Unlike dietary phenylalanine, for which the relevant metabolic pathways are well characterized, many more complex exposures (such as behavioral traits like physical activity levels) likely act through a series of parallel pathways. Approaches incorporating molecular-level GxE tests (e.g., transcriptomic exposures10 and their multi-exposure extensions11) may be helpful in resolving the relevant biological mechanisms in these cases. Still, such pleiotropic exposures require additional care in considering alternative explanations for any observed GxE.
Phenomenon 2. Nonlinear mediator of genes and environment
Description
Suppose that both G and E independently impact the expression of the same pathway or a specific mediator M, which itself has a nonlinear relationship with Y. Because G affects the mediator independently of E, i.e., there is a genetic main effect in the statistical model, groups of individuals defined by their genotypes will differ in their mean value of M. Due to the nonlinearity of the M-Y relationship, any nonzero main effect (independently of genotype value) on M of another variable (in this case, E) will translate into changes in Y to a different degree (Figure 2).
This type of nonlinearity can arise for any number of technical or biological reasons, but two are of particular note. First, floor or ceiling effects are common in continuous biological quantities. Second, many binary outcomes of clinical interest can be thought of as a sharply nonlinear manifestation of an underlying continuous factor (sufficiency of a nutrient, toxicity of a toxin, or surpassing of a disease liability threshold). Eaves describes this phenomenon in more depth as it relates to GxE for psychiatric outcomes defined by specific diagnosis thresholds,12 and Domingue and colleagues explore concerns about interaction with binary and other non-continuous outcomes in-depth outside of the genetic realm.13
Examples
One example of ceiling effects comes from preventive cardiology: statins are very effective at producing reductions in LDL cholesterol (the continuous outcome) via inhibition of HMGCR enzyme function (the mediating quantity), but this relationship is nonlinear, with larger increases in dosage required to produce each additional increment of LDL-C reduction.14 In fact, this nonlinearity is implied in the typical description of statin effects on LDL-C in terms of percentage change, rather than absolute concentrations. Thus, HMGCR inhibition reaches a ceiling in its effect on LDL-C (at which point it may be necessary to target additional biological pathways, such as PCSK9, to achieve further reductions). We might then expect to find interactions between genetic variants affecting the expression of HMGCR and statin usage impacting LDL-C reduction.
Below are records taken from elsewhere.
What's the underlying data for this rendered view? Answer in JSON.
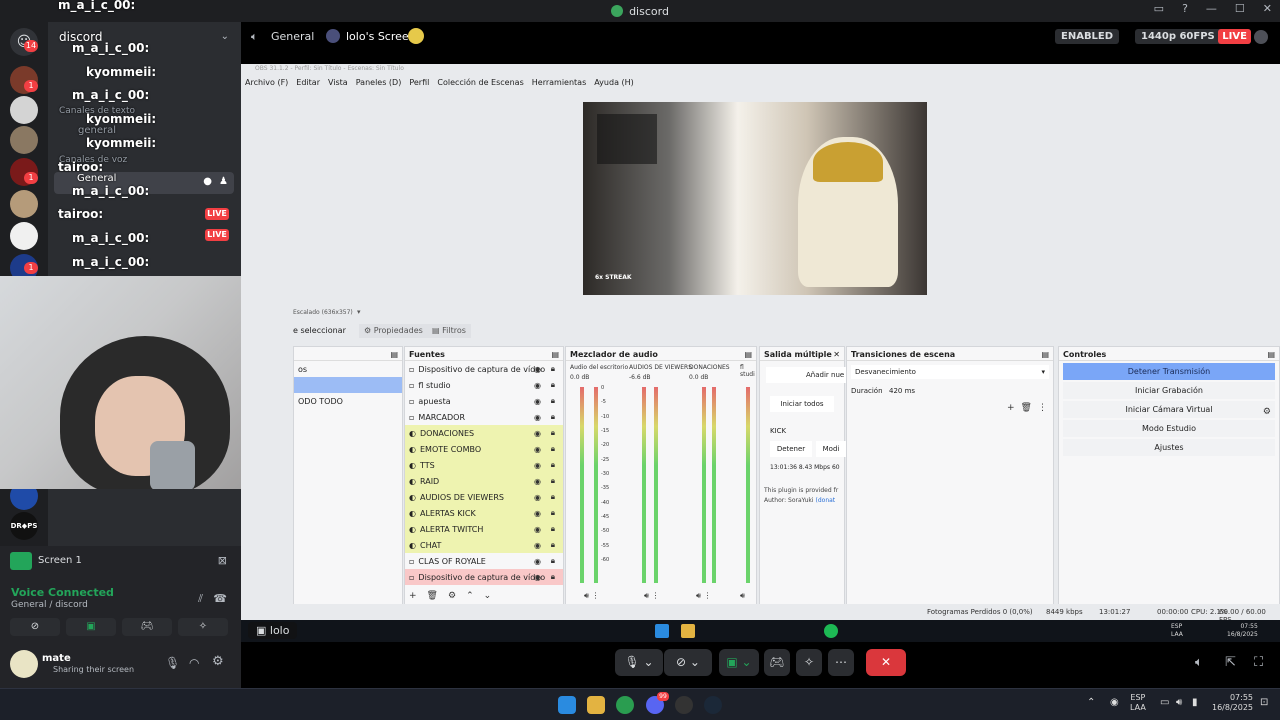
{
  "window": {
    "title": "discord"
  },
  "rail": {
    "badge_top": "14",
    "badge_1": "1",
    "badge_2": "1",
    "badge_3": "1"
  },
  "chat_overlay": {
    "lines": [
      "m_a_i_c_00:",
      "discord",
      "m_a_i_c_00:",
      "kyommeii:",
      "m_a_i_c_00:",
      "Canales de texto",
      "kyommeii:",
      "general",
      "kyommeii:",
      "Canales de voz",
      "tairoo:",
      "General",
      "m_a_i_c_00:",
      "tairoo:",
      "m_a_i_c_00:",
      "m_a_i_c_00:"
    ],
    "live_label": "LIVE"
  },
  "voice": {
    "screen_label": "Screen 1",
    "status": "Voice Connected",
    "channel": "General / discord"
  },
  "user": {
    "name": "mate",
    "status": "Sharing their screen"
  },
  "stream_header": {
    "channel": "General",
    "screen": "lolo's Screen",
    "enabled": "ENABLED",
    "quality": "1440p 60FPS",
    "live": "LIVE"
  },
  "obs": {
    "title": "OBS 31.1.2 - Perfil: Sin Título - Escenas: Sin Título",
    "menu": [
      "Archivo (F)",
      "Editar",
      "Vista",
      "Paneles (D)",
      "Perfil",
      "Colección de Escenas",
      "Herramientas",
      "Ayuda (H)"
    ],
    "preview_caption": "6x STREAK",
    "scaled_label": "Escalado (636x357)",
    "selection_label": "e seleccionar",
    "properties_btn": "Propiedades",
    "filters_btn": "Filtros",
    "scenes": [
      "os",
      "",
      "ODO TODO"
    ],
    "sources_title": "Fuentes",
    "sources": [
      {
        "name": "Dispositivo de captura de vídeo",
        "color": "none"
      },
      {
        "name": "fl studio",
        "color": "none"
      },
      {
        "name": "apuesta",
        "color": "none"
      },
      {
        "name": "MARCADOR",
        "color": "none"
      },
      {
        "name": "DONACIONES",
        "color": "yellow"
      },
      {
        "name": "EMOTE COMBO",
        "color": "yellow"
      },
      {
        "name": "TTS",
        "color": "yellow"
      },
      {
        "name": "RAID",
        "color": "yellow"
      },
      {
        "name": "AUDIOS DE VIEWERS",
        "color": "yellow"
      },
      {
        "name": "ALERTAS KICK",
        "color": "yellow"
      },
      {
        "name": "ALERTA TWITCH",
        "color": "yellow"
      },
      {
        "name": "CHAT",
        "color": "yellow"
      },
      {
        "name": "CLAS OF ROYALE",
        "color": "none"
      },
      {
        "name": "Dispositivo de captura de vídeo",
        "color": "red"
      }
    ],
    "mixer_title": "Mezclador de audio",
    "mixer_channels": [
      {
        "name": "Audio del escritorio",
        "db": "0.0 dB"
      },
      {
        "name": "AUDIOS DE VIEWERS",
        "db": "-6.6 dB"
      },
      {
        "name": "DONACIONES",
        "db": "0.0 dB"
      },
      {
        "name": "fl studi",
        "db": ""
      }
    ],
    "mixer_ticks": [
      "0",
      "-5",
      "-10",
      "-15",
      "-20",
      "-25",
      "-30",
      "-35",
      "-40",
      "-45",
      "-50",
      "-55",
      "-60"
    ],
    "multi_title": "Salida múltiple",
    "multi_add": "Añadir nue",
    "multi_start": "Iniciar todos",
    "multi_target": "KICK",
    "multi_stop": "Detener",
    "multi_modify": "Modi",
    "multi_stats": "13:01:36  8.43 Mbps  60",
    "multi_note": "This plugin is provided fr",
    "multi_author": "Author: SoraYuki",
    "multi_link": "(donat",
    "transitions_title": "Transiciones de escena",
    "transition_value": "Desvanecimiento",
    "duration_label": "Duración",
    "duration_value": "420 ms",
    "controls_title": "Controles",
    "controls": [
      "Detener Transmisión",
      "Iniciar Grabación",
      "Iniciar Cámara Virtual",
      "Modo Estudio",
      "Ajustes"
    ],
    "status": {
      "dropped": "Fotogramas Perdidos 0 (0,0%)",
      "bitrate": "8449 kbps",
      "stream_time": "13:01:27",
      "rec_time": "00:00:00",
      "cpu": "CPU: 2.1%",
      "fps": "60.00 / 60.00 FPS"
    }
  },
  "inner_taskbar": {
    "lang": "ESP",
    "lang2": "LAA",
    "time": "07:55",
    "date": "16/8/2025"
  },
  "screen_tooltip": "lolo",
  "win_taskbar": {
    "lang": "ESP",
    "lang2": "LAA",
    "time": "07:55",
    "date": "16/8/2025",
    "discord_badge": "99"
  }
}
As an example related to binary outcomes, a series of studies has explored the joint contribution of genetic and dietary effects on choline sufficiency in postmenopausal women.15 Choline sufficiency functions as a roughly binary variable in the sense that, once an individual has a sufficient choline supply, additional choline will not be beneficial in preventing choline-related organ dysfunction. Though dietary choline absorption and endogenous choline production occur via separate pathways, they both contribute to the same biological pool. In postmenopausal women with certain variation in PEMT (required for endogenous choline production), choline production is substantially reduced, such that these women require additional choline from diet or supplementation to avoid deficiency-associated organ dysfunction. A GxE ultimately results, in which exogenous choline reduces organ dysfunction in postmenopausal women with PEMT-reducing alleles but has little effect in others.
Related phenomena
When using binary outcomes, all effects (of genotype, exposure, and mediator) are inherently nonlinear. This makes the choice of scale critical in assessing interactions: investigators can test for departures from additivity affecting raw outcome probabilities (interactions on the “additive scale”) or transformed probabilities (e.g., logistic in logistic regression; interactions on the “multiplicative scale”). Additive interaction analysis is particularly useful for detecting instances in which G and E contribute additively to an underlying liability that manifests as a binary outcome due to thresholding (this threshold could be biological or due to clinical cutoffs). Thus, additive interaction may be relevant for public health applications even when there is no functional interaction of the type that might produce a multiplicative interaction (i.e., of the product term in a logistic regression).6 We note that this question of additive versus multiplicative interaction is most relevant for binary outcomes, where a product term in (for example) logistic regression serves to test for multiplicative interaction. Linear regression product terms for continuous outcomes, our primary focus in this review, test for additive interactions due to the linear covariate-outcome relationship. Phenomenon 2 also has a natural extension to gene-gene interactions, where G and E are replaced by two genetic variants (see Box 2 for additional discussion of connections between outlined GxE concepts and gene-gene interactions).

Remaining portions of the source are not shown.